More information is expected to be revealed at Premier’s interim results in November, but one investment banking source said Premier will “follow a disposal of everything strategy to realise shareholder value, getting each part in shape prior to disposal”.

Premier publicly tried to sell its Ambrosia brand for around £150m late last year, but pulled the sale in February as bid interest fell well short of its valuation. Premier also previously held less public talks over the possible £200m sale of its Batchelors brand, and City sources suggested it is now exploring a possible £300m sale of its flagship Mr Kipling brand.

But a dealmaking source noted that an effective break-up of Premier is complicated by its significant debt and pensions obligations.

Premier has £4.6bn of pension obligations compared to the firm’s market cap of just £286m. Though its two schemes have a combined surplus of £310m, its Premier Foods scheme has a net deficit of £465m.

“If they decide to break it up then they are basically saying ‘let’s try and realise proceeds for the pension holders’,” the source notes.

The failure of the prospective sales of Ambrosia and Batchelors illustrates that Premier needs to generate significant sums for its key assets to make any sale worthwhile, given the debt and pensions situation.

It is thought the group’s financial situation also makes it wary of selling off its ‘crown jewels’ only to be left with less attractive and profitable assets that leave it unable to fulfil its obligations.

A piecemeal break-up of the group is also complicated by a crossover between a number of key brands, which share manufacturing facilities - a key attraction of the Ambrosia sale was that it was the most standalone of its big brands and easiest to separate from the rest of the group.

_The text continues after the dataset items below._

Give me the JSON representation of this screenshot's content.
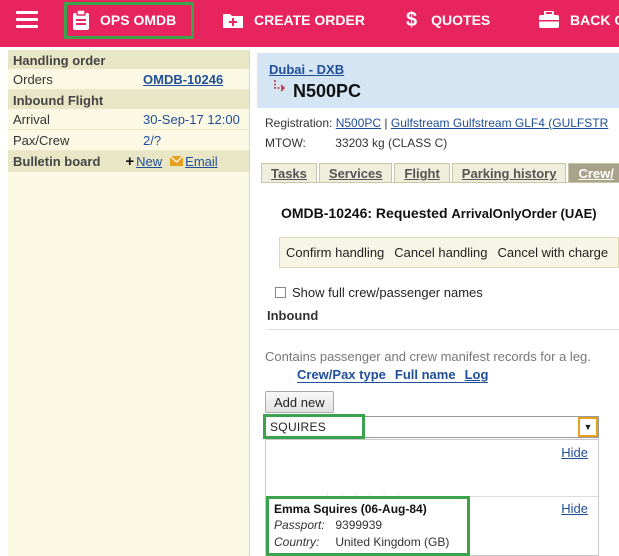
{
  "nav": {
    "ops_label": "OPS OMDB",
    "create_label": "CREATE ORDER",
    "quotes_label": "QUOTES",
    "back_label": "BACK O"
  },
  "left": {
    "handling_header": "Handling order",
    "orders_label": "Orders",
    "orders_value": "OMDB-10246",
    "inbound_header": "Inbound Flight",
    "arrival_label": "Arrival",
    "arrival_value": "30-Sep-17 12:00",
    "paxcrew_label": "Pax/Crew",
    "paxcrew_value": "2/?",
    "bulletin_label": "Bulletin board",
    "new_label": "New",
    "email_label": "Email"
  },
  "flight": {
    "destination": "Dubai - DXB",
    "tail": "N500PC",
    "registration_label": "Registration:",
    "registration_value": "N500PC",
    "aircraft": "Gulfstream Gulfstream GLF4 (GULFSTR",
    "mtow_label": "MTOW:",
    "mtow_value": "33203 kg (CLASS C)"
  },
  "tabs": [
    "Tasks",
    "Services",
    "Flight",
    "Parking history",
    "Crew/"
  ],
  "order": {
    "title": "OMDB-10246: Requested",
    "subtitle": "ArrivalOnlyOrder (UAE)"
  },
  "actions": [
    "Confirm handling",
    "Cancel handling",
    "Cancel with charge"
  ],
  "crew": {
    "show_full_label": "Show full crew/passenger names",
    "inbound_header": "Inbound",
    "contains_text": "Contains passenger and crew manifest records for a leg.",
    "col_type": "Crew/Pax type",
    "col_name": "Full name",
    "col_log": "Log",
    "add_new_label": "Add new",
    "search_value": "SQUIRES",
    "hide_label": "Hide",
    "result_name": "Emma Squires (06-Aug-84)",
    "passport_label": "Passport:",
    "passport_value": "9399939",
    "country_label": "Country:",
    "country_value": "United Kingdom (GB)"
  },
  "colors": {
    "nav_bg": "#e8245e",
    "highlight": "#3aa34b",
    "link": "#1f4e9a",
    "panel_bg": "#fbf9e3"
  }
}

Premier’s most recent quarterly sales showed improvement - with first quarter group sales up 1.1% driven by 2.9% growth in branded sales - but its share price has continued to flat-line.

Premier’s share price rallied to above 60p during the 2016 bid approach from McCormick that was rejected by the previous Premier board. The shares are currently at 32.5p and have almost entirely remained below 40p in 2019.